A regra impõe um resultado determinado (específico), enquanto o princípio prescreve um objetivo a ser atingido, ou seja, um resultado cujo alcance pode variar por múltiplos fatores (sociais, econômicos, políticos, jurídicos).

Incumbe ao juiz, na colisão entre princípios, realizar uma ponderação axiológica, procurando descobrir o princípio que naquele momento é o melhor a ser aplicado; daí por que somente de forma imprópria é possível falar em antinomia entre princípios, já que a aplicação de um deles ao caso concreto não exclui o outro, que poderá vir a ser utilizado em situação diversa.

A diferença entre as concepções de Dworkin e Alexy no que tange à caracterização do princípio tem grande efeito prático, qual seja, o prognóstico do resultado do julgamento de um caso concreto, quando houver colisão de princípios.

Para Dworkin haverá apenas uma decisão correta, porque o juiz deverá aplicar sempre o princípio de maior peso ou importância, que será revelado pela análise do sistema jurídico, uma vez que o peso é um atributo intrínseco de todo e qualquer princípio.

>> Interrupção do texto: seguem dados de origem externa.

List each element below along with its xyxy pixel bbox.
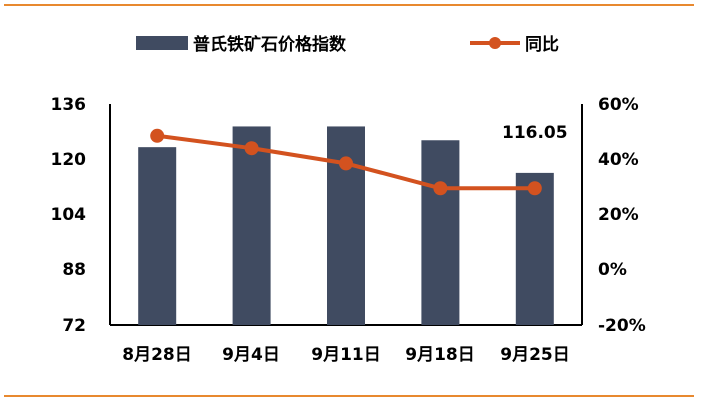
left-tick-labels: 136 120 104 88 72: [51, 95, 87, 336]
yoy-points: [150, 128, 542, 196]
x-tick-label: 8月28日: [122, 345, 192, 365]
x-tick-label: 9月25日: [500, 345, 570, 365]
right-tick-label: 40%: [598, 150, 639, 170]
yoy-point: [433, 181, 448, 196]
legend-bar-label: 普氏铁矿石价格指数: [193, 34, 347, 55]
left-tick-label: 136: [51, 95, 87, 115]
left-tick-label: 120: [51, 150, 87, 170]
bar-series: [138, 126, 554, 325]
legend: 普氏铁矿石价格指数 同比: [136, 34, 559, 55]
x-tick-label: 9月11日: [311, 345, 381, 365]
x-tick-label: 9月4日: [222, 345, 280, 365]
x-tick-labels: 8月28日 9月4日 9月11日 9月18日 9月25日: [122, 345, 570, 365]
index-bar: [515, 172, 554, 325]
right-tick-labels: 60% 40% 20% 0% -20%: [598, 95, 646, 336]
right-tick-label: -20%: [598, 316, 646, 336]
bottom-divider: [4, 395, 694, 397]
index-bar: [421, 140, 460, 325]
right-tick-label: 0%: [598, 260, 627, 280]
top-divider: [4, 4, 694, 6]
yoy-point: [527, 181, 542, 196]
yoy-point: [150, 128, 165, 143]
bar-value-label: 116.05: [502, 123, 568, 143]
right-tick-label: 20%: [598, 205, 639, 225]
right-tick-label: 60%: [598, 95, 639, 115]
legend-line-label: 同比: [525, 34, 559, 55]
yoy-point: [339, 156, 353, 171]
index-bar: [327, 126, 365, 325]
legend-line-marker: [489, 37, 501, 49]
x-tick-label: 9月18日: [405, 345, 475, 365]
yoy-point: [244, 141, 259, 156]
index-bar: [138, 147, 177, 325]
left-tick-label: 104: [51, 205, 87, 225]
legend-bar-swatch: [136, 36, 188, 50]
left-tick-label: 72: [62, 316, 86, 336]
index-bar: [232, 126, 271, 325]
left-tick-label: 88: [62, 260, 86, 280]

A seu turno, Alexy entende que se abre a possibilidade de haver decisões conflitantes entre os vários juizes, porque existem princípios que têm o mesmo peso ou importância, e, dessa maneira, a escolha de um deles ficará a critério da valoração do juiz no caso concreto. Nesta hipótese, o Poder Judiciário procurará aplicar o princípio que tenha maior otimização.